Shaer, who once fired a receptionist primarily because she refused to memorize and recite a simple one-sentence company telephone greeting, said problems often begin with managers who, at the time of hiring, “do not establish clear measurements of performance criteria” by which the worker will be judged.

• • •

Cynthia M. Dobek, president of the Southern Nevada Human Resources Association, the Las Vegas chapter of the national professional group Society of Human Resource Management, said a way for companies to give problem employees one last chance to save their jobs is to implement a “performance improvement plan,” or, in HR jargon, a PIP.

The PIP involves the supervisor, troubled employee and human resources director all contributing toward the resetting of seemingly attainable goals that the employee must meet in a timely manner or be fired, Dobek said.

“Within 30 days, the employee is expected to perform the very basic fundamental job duties as they relate to his original job description,” said Dobek, the human resources director for more than 300 employees of the Sun City Summerlin Community Association.

If the employee survives that first round, he goes to a 60-day evaluation where he is expected to meet more specific criteria, Dobek said.

The final phase of the PIP, should the improving worker make it that far, is a 90-day stretch that “sets added goals that will lead the employee on a road map to success,” Dobek said. “The whole purpose of the PIP is to make the employee come to the realization that he must become more engaged in his job.”

Once an employee has successfully negotiated the 30-, 60- and 90-day PIP hurdles, his work is scrutinized in his annual review, thus a worker who truly wants to keep his job has to constantly improve his skills and not slip back into old, bad habits.

• • •

Hartleb, who provides HR services for Three Square Food Bank, Neon Museum, Sunrise Children’s Foundation, Habitat for Humanity and others, said the need to give employees a second chance would not be as necessary if employers practiced good management procedures, starting with recruiting.
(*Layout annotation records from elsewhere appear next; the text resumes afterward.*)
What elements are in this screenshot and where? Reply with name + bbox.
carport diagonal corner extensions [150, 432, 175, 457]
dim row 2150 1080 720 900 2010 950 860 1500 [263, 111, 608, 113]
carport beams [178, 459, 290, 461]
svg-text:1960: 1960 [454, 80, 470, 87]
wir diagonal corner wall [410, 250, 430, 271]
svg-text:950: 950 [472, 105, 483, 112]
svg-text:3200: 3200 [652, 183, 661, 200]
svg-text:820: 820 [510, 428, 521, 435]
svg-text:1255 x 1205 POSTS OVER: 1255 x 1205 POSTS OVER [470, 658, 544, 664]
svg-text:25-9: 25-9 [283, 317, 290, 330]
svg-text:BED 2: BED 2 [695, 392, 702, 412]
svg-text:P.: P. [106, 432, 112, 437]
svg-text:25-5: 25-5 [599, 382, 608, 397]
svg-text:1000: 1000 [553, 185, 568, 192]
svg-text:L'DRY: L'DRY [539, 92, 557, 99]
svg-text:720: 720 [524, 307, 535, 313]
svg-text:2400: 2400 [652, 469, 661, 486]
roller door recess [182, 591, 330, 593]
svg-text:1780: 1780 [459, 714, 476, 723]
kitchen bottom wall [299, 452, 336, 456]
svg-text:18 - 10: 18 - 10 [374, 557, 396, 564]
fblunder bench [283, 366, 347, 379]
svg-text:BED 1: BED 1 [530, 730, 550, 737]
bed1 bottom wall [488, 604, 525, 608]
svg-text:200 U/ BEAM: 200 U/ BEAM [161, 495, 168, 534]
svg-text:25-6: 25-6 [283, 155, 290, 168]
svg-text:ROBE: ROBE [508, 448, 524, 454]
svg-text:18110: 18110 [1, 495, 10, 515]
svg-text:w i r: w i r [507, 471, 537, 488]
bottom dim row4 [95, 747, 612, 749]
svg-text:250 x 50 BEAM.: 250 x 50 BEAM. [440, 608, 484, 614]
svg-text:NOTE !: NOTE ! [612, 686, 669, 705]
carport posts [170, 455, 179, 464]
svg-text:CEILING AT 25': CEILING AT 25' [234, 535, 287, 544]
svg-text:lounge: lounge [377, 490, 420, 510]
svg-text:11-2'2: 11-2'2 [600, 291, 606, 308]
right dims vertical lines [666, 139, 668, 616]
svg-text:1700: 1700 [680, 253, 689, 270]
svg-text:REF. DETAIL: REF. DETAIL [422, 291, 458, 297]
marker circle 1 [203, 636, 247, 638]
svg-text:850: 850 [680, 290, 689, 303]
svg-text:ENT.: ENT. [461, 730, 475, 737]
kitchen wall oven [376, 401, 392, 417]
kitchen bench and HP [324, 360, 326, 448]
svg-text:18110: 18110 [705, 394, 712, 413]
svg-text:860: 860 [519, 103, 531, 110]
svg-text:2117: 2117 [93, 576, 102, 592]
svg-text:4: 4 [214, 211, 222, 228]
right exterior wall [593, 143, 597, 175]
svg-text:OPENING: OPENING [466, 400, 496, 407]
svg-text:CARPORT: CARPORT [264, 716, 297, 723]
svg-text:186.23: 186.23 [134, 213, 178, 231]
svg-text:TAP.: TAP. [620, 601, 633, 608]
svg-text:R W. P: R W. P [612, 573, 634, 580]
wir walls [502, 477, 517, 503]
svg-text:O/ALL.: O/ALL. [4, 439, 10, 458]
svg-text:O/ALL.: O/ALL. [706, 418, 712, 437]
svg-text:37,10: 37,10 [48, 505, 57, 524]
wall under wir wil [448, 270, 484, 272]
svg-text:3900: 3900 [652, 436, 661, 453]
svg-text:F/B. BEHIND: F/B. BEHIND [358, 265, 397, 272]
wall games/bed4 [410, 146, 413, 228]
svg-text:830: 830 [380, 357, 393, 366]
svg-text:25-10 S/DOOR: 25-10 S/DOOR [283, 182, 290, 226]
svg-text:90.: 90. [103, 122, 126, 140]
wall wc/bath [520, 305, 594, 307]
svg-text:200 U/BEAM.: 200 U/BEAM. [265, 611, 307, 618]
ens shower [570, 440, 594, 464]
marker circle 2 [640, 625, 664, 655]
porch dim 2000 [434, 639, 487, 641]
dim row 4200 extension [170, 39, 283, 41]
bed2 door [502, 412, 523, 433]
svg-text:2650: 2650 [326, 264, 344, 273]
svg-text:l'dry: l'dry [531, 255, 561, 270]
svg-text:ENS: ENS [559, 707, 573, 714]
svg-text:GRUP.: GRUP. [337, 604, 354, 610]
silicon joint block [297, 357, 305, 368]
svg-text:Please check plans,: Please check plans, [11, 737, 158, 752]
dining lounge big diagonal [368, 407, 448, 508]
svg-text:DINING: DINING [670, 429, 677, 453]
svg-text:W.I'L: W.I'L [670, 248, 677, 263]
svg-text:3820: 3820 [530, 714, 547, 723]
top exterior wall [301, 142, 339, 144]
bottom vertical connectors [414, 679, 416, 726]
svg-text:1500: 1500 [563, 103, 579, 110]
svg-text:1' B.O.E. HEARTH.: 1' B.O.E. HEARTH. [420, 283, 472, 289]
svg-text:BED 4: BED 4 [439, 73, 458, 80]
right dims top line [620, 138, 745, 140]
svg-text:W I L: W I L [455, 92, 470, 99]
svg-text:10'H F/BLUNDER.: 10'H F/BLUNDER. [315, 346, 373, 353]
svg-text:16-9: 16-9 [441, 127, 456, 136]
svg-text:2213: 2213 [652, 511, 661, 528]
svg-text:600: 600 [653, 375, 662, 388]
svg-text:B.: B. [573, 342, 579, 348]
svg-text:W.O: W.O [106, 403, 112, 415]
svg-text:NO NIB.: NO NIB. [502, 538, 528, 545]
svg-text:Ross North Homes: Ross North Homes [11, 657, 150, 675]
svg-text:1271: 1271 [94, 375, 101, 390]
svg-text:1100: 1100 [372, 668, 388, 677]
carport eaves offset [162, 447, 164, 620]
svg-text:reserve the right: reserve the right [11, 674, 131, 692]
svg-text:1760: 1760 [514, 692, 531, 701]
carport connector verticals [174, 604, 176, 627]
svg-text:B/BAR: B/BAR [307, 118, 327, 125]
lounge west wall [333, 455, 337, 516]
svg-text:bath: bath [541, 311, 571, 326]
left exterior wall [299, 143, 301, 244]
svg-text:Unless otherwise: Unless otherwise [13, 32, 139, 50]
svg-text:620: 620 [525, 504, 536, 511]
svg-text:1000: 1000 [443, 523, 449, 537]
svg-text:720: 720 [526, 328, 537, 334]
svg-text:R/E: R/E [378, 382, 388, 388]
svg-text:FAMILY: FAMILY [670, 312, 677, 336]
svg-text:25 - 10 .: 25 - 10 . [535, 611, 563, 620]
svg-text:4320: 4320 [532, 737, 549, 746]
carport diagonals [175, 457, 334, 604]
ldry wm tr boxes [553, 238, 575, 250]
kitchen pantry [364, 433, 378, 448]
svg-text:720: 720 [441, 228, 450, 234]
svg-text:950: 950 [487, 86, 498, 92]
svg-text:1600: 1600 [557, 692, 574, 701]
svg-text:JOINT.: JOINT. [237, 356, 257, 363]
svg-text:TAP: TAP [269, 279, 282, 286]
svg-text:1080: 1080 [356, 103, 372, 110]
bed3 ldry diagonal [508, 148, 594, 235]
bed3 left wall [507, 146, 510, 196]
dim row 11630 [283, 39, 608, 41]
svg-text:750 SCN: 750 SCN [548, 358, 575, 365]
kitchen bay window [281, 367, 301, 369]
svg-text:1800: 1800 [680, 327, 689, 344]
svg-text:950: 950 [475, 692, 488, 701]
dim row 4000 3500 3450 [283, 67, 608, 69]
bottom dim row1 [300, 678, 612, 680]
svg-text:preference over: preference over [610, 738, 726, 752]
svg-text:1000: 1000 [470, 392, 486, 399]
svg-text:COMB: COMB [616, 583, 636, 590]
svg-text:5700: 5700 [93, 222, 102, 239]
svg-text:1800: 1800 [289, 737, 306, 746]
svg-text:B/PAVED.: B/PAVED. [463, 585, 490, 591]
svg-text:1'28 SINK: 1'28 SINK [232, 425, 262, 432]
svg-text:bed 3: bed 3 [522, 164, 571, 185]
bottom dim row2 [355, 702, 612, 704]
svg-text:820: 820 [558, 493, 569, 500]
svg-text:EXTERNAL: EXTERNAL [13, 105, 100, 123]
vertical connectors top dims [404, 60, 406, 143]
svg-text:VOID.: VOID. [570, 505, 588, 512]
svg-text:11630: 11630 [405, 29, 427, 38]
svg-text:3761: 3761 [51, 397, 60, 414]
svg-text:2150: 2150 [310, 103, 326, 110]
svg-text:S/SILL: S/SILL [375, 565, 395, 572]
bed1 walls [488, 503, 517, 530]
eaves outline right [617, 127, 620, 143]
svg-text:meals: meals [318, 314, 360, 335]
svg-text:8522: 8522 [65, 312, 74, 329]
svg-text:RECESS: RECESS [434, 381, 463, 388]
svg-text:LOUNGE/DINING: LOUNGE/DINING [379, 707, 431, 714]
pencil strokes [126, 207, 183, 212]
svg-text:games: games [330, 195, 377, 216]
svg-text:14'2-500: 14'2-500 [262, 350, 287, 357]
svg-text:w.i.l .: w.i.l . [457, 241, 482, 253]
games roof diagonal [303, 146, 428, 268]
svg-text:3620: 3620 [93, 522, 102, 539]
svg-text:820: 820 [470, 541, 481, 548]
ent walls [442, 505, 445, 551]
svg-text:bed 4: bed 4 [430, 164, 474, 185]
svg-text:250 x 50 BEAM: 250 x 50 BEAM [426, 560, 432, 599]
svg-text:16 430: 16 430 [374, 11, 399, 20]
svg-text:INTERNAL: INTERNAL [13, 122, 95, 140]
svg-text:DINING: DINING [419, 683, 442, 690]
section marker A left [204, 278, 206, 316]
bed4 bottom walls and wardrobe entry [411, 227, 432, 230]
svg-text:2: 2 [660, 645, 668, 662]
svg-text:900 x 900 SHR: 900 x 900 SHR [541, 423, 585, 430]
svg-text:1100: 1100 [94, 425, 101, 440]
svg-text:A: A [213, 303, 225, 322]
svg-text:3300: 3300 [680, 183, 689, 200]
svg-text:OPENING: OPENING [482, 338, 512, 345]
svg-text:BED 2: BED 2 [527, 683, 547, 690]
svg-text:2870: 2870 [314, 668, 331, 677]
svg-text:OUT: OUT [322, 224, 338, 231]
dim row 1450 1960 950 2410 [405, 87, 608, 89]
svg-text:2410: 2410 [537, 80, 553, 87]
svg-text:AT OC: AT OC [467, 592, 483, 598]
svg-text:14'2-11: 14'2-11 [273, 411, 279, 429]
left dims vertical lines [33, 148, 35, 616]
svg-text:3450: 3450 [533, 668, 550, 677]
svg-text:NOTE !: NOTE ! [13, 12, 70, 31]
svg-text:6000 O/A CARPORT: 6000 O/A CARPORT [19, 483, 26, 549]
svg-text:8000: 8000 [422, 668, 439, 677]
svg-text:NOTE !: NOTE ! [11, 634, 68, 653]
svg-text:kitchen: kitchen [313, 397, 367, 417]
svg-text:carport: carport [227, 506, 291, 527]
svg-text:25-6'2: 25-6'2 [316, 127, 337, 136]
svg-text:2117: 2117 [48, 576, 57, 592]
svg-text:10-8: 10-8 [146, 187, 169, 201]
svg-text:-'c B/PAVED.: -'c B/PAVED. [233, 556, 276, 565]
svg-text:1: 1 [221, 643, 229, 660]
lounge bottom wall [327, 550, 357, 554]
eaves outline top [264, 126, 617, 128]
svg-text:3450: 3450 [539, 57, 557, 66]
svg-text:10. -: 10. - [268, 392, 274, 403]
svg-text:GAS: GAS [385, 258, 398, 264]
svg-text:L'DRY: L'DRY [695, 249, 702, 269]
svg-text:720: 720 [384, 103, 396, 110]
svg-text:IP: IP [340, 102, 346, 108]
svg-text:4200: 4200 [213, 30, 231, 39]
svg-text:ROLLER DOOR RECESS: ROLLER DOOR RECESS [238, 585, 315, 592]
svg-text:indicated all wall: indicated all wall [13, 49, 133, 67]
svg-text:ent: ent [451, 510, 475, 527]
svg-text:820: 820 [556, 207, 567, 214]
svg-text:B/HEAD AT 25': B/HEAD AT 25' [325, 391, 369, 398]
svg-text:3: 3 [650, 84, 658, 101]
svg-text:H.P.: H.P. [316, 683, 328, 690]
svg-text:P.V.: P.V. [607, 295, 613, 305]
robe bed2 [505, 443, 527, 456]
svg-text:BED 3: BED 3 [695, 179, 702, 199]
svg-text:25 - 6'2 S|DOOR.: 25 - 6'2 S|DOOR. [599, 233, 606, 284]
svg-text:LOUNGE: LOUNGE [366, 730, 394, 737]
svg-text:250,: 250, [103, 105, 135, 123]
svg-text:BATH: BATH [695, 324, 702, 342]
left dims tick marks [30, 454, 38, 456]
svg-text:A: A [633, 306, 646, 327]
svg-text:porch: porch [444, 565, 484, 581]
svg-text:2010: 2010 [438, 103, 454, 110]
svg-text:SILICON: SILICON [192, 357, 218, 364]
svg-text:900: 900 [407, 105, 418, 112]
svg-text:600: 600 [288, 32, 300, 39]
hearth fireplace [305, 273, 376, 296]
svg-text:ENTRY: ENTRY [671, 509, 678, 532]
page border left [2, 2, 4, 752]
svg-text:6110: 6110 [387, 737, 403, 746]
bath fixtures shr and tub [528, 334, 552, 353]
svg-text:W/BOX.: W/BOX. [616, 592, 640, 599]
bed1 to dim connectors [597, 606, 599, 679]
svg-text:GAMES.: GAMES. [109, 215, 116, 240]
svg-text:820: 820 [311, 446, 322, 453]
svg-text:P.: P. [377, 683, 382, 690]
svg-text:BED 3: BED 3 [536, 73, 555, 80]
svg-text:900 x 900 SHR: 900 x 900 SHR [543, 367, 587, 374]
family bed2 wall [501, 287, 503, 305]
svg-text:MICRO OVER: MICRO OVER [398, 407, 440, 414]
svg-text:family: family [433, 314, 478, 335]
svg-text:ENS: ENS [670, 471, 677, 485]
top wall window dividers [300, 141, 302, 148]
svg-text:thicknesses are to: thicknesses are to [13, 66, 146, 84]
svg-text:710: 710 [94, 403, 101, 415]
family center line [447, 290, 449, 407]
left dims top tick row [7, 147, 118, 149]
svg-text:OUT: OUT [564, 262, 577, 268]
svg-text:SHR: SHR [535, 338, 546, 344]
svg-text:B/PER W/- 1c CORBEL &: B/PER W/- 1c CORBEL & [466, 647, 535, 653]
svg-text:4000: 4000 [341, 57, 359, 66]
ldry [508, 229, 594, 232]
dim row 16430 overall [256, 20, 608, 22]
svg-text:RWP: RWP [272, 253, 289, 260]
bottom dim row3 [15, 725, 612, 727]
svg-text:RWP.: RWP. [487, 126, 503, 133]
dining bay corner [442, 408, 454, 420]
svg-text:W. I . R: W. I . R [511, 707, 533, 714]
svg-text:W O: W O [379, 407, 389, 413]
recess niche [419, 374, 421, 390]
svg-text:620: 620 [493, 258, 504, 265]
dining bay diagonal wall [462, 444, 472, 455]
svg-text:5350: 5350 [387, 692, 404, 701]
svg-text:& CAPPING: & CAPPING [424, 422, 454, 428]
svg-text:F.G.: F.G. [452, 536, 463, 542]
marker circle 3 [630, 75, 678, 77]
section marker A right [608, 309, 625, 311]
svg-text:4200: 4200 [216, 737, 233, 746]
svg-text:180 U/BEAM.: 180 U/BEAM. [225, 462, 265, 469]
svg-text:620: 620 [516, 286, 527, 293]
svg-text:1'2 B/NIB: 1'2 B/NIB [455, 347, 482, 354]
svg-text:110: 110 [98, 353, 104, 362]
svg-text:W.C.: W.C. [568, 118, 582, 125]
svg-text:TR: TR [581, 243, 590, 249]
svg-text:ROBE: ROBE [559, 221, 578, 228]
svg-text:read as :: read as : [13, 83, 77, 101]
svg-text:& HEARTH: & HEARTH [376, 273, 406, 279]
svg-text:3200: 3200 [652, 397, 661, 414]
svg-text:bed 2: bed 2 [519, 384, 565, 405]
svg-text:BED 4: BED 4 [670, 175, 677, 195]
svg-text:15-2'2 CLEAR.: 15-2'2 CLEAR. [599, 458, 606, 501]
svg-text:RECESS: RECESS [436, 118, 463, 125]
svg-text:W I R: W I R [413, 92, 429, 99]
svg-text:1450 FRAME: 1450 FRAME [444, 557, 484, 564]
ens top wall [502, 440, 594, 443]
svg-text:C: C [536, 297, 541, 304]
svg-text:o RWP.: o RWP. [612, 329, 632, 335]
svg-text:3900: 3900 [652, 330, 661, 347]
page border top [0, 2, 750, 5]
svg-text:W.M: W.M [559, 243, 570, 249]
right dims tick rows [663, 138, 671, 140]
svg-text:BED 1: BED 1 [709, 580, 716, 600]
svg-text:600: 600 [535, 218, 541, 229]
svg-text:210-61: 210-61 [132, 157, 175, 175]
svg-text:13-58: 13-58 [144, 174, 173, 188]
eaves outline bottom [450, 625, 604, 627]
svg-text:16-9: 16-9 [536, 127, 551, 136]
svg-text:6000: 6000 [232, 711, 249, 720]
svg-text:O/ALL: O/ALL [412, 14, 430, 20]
“Qualities like certain skills or a passion for the type of work that is being offered should be identified before an employee is hired,” Hartleb said. “The employer has to determine if the applicant has a good work ethic. Things like potential laziness and a bad attitude should be vetted in the interview to avoid a toxic workplace.”

Still, Hartleb said an underproductive worker can become a superstar in the workplace: “Sometimes it is as simple as trying that person in another role where they may wind up excelling.”

But author Shaer says employers should ask themselves: “Is it worth putting in the time and effort to turn an underproductive worker into just an adequate employee or cut losses, fire that substandard worker and go out and find a superstar to take his place?”

Dobek, Hartleb and Shaer agree, however, that managers with quick triggers are not necessarily serving their companies’ best interests.

“It takes a new worker months of training to get up to the level of performance the company expects of him,” Shaer said. “If you are constantly firing and hiring people, you are constantly starting the process over and over at step one and not moving the company forward.”

But such employer short-sightedness by no means gives bad workers license to constantly screw up, goof off or otherwise slow down production.

“Some employers fire too much, others not at all,” Shaer said. “Sometimes, employers have to bite the bullet and set an example (by firing inadequate workers).

“If you do not get rid of those who other workers know are not pulling their weight, you set a bad example that reflects poorly on you as a manager. And that only encourages other employees not to perform to their potential.”